Roger looked at the communicator and shrugged.
“Believe what you will, but the report of my demise was exceedingly exaggerated. One minute, twenty seconds.”
* * *
“If we surrender, they'll probably do what they say,” Beach said over the discrete command channel. “These can't be jackers. Only Imperial Marines are this precise. Its Empies, all right.”
“And that means it might be the prince,” Colonel Giovannuci mused. “But it doesn't really matter. If we surrender and they repatriate us, the clerics will send us to the wall. The only real choice is to win.”
He considered the situation, regarding the monitors covering the three main fights. He knew that Beach, like most naval officers assigned to SpecOps, resented the tradition which put Army officers in command of the ships assigned to them. He was even prepared to admit—privately—that the Navy's arguments against the practice might have a point when it came to naval actions. But this was his sort of fight, not Beach's, and he thought about his options for a moment longer, then looked up at the commando lieutenant at his elbow.
“I don't like them holding the Bridge passage. I want some freedom of movement. Take some of the Bridge guards and work around to the other side of them. Then we'll try to nutcracker them between us—clear them out and get ourselves some room to maneuver. While you get into position, I'll be dealing with this pompous oaf.”
* * *
“Prince Roger, or whoever you are, thanks for the offer. But, no. I think we'll take our chances.”
Roger shrugged again and flipped the schematic to show the approach vectors.
“Have it your way. See you in a few minutes.” He changed frequencies and nodded at the image of Fain that appeared on the monitor. “Captain, when we dock, send one platoon to the Bridge, one to the Armory, and one to Engineering.”
“As you command, Your Highness,” the Diaspran said.

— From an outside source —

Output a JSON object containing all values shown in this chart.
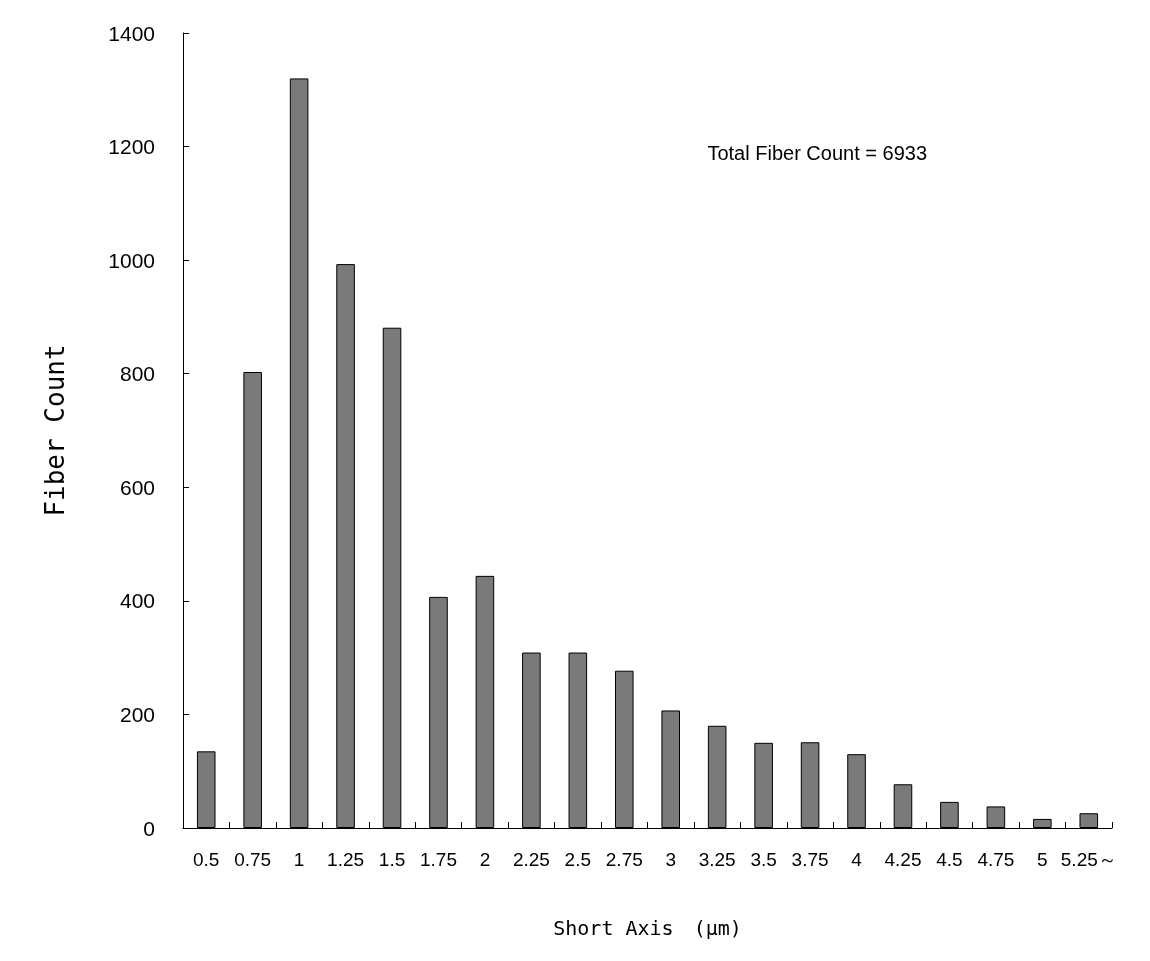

“I'll be going to the Bridge. I recommend that you take one of the other locations.” Roger turned to the Vashin who shared the compartment and waved a hand. “Rastar, I want your guys to head for the boat bays, but other than that, just spread out and slow down these Saints that are trying to sneak their way to the Armory. Send one unit to Captain Pahner, though, for him to use as a reserve.”
“Okay,” Rastar said as the acceleration finally came off. “That's a relief,” he added with a sigh of bliss as the shuttle changed to freefall.

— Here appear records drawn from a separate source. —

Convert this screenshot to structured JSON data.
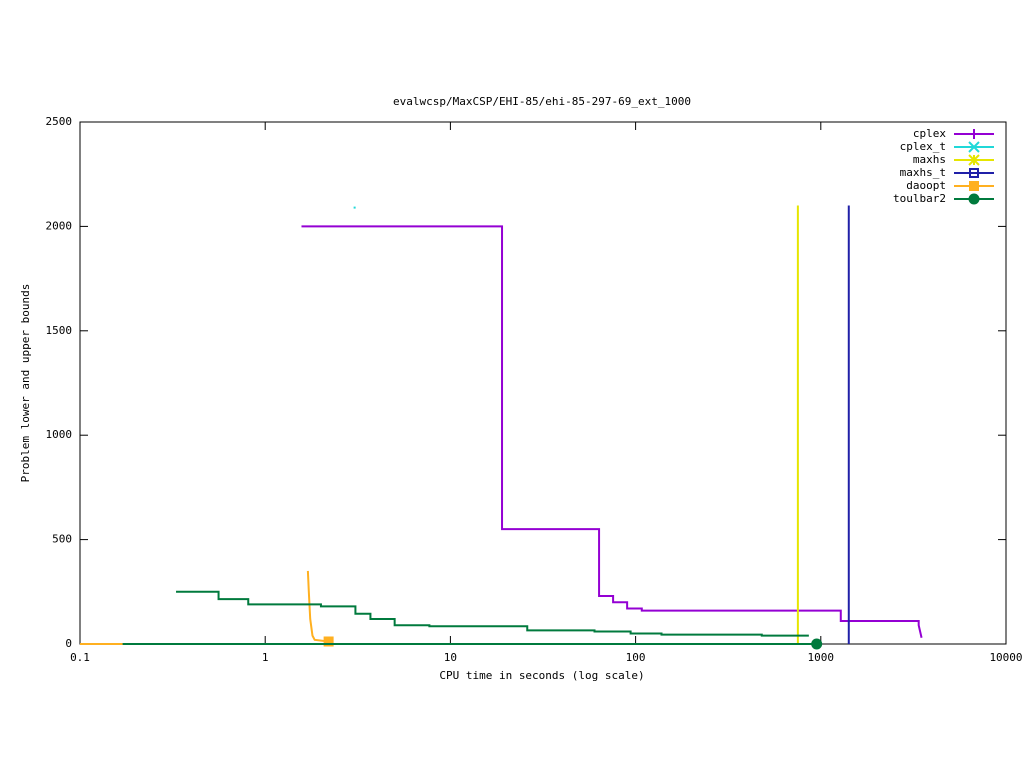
{
  "chart_data": {
    "type": "line",
    "title": "evalwcsp/MaxCSP/EHI-85/ehi-85-297-69_ext_1000",
    "x_label": "CPU time in seconds (log scale)",
    "y_label": "Problem lower and upper bounds",
    "xscale": "log",
    "xlim": [
      0.1,
      10000
    ],
    "xticks": [
      0.1,
      1,
      10,
      100,
      1000,
      10000
    ],
    "ylim": [
      0,
      2500
    ],
    "yticks": [
      0,
      500,
      1000,
      1500,
      2000,
      2500
    ],
    "grid": false,
    "legend": "upper right",
    "series": [
      {
        "name": "cplex",
        "color": "#9400d3",
        "x": [
          1.57,
          19,
          19,
          63.5,
          63.5,
          75.6,
          75.6,
          90,
          90,
          108,
          108,
          1282,
          1282,
          3377,
          3377,
          3500
        ],
        "values": [
          2000,
          2000,
          550,
          550,
          230,
          230,
          200,
          200,
          170,
          170,
          160,
          160,
          110,
          110,
          90,
          30
        ]
      },
      {
        "name": "cplex_t",
        "color": "#20d8d8",
        "x": [
          3.04
        ],
        "values": [
          2090
        ]
      },
      {
        "name": "maxhs",
        "color": "#e6e600",
        "x": [
          752,
          752
        ],
        "values": [
          0,
          2100
        ]
      },
      {
        "name": "maxhs_t",
        "color": "#2020a8",
        "x": [
          1416,
          1416
        ],
        "values": [
          0,
          2100
        ]
      },
      {
        "name": "daoopt",
        "color": "#ffb020",
        "x": [
          0.1,
          0.17,
          null,
          1.7,
          1.72,
          1.75,
          1.8,
          1.85,
          2.2
        ],
        "values": [
          0,
          0,
          null,
          350,
          250,
          120,
          40,
          20,
          12
        ]
      },
      {
        "name": "toulbar2",
        "color": "#007a3d",
        "x": [
          0.33,
          0.56,
          0.56,
          0.81,
          0.81,
          2.0,
          2.0,
          3.07,
          3.07,
          3.7,
          3.7,
          5.0,
          5.0,
          7.7,
          7.7,
          26,
          26,
          60,
          60,
          94,
          94,
          138,
          138,
          480,
          480,
          862,
          null,
          0.17,
          950
        ],
        "values": [
          250,
          250,
          215,
          215,
          190,
          190,
          180,
          180,
          145,
          145,
          120,
          120,
          90,
          90,
          85,
          85,
          65,
          65,
          60,
          60,
          50,
          50,
          45,
          45,
          40,
          40,
          null,
          0,
          0
        ]
      }
    ]
  }
}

“Don't get used to it,” Roger advised . . . just as the deceleration hit.
“Aaaaaaahhhh . . .”
* * *
“Colonel, we're getting killed down here,” Beach said. “I've slipped a few people through to the Armory, but they're just making up for our losses. We're stalemated.”
She looked at her schematic and shook her head with an unheard snarl.
“And we've got somebody moving around. I just lost a team by Hold Three.”
“I know,” Giovannuci replied, watching his own displays. The internal systems hadn't been designed to handle a pitched battle, but he'd been able to use the monitors to follow at least some of the action. Not that very many of them were left; the invaders had been systematically shooting them out. He could more or less tell where they'd been from the breadcrumb trail of smashed pickups in their wake, but not, generally, where they currently were.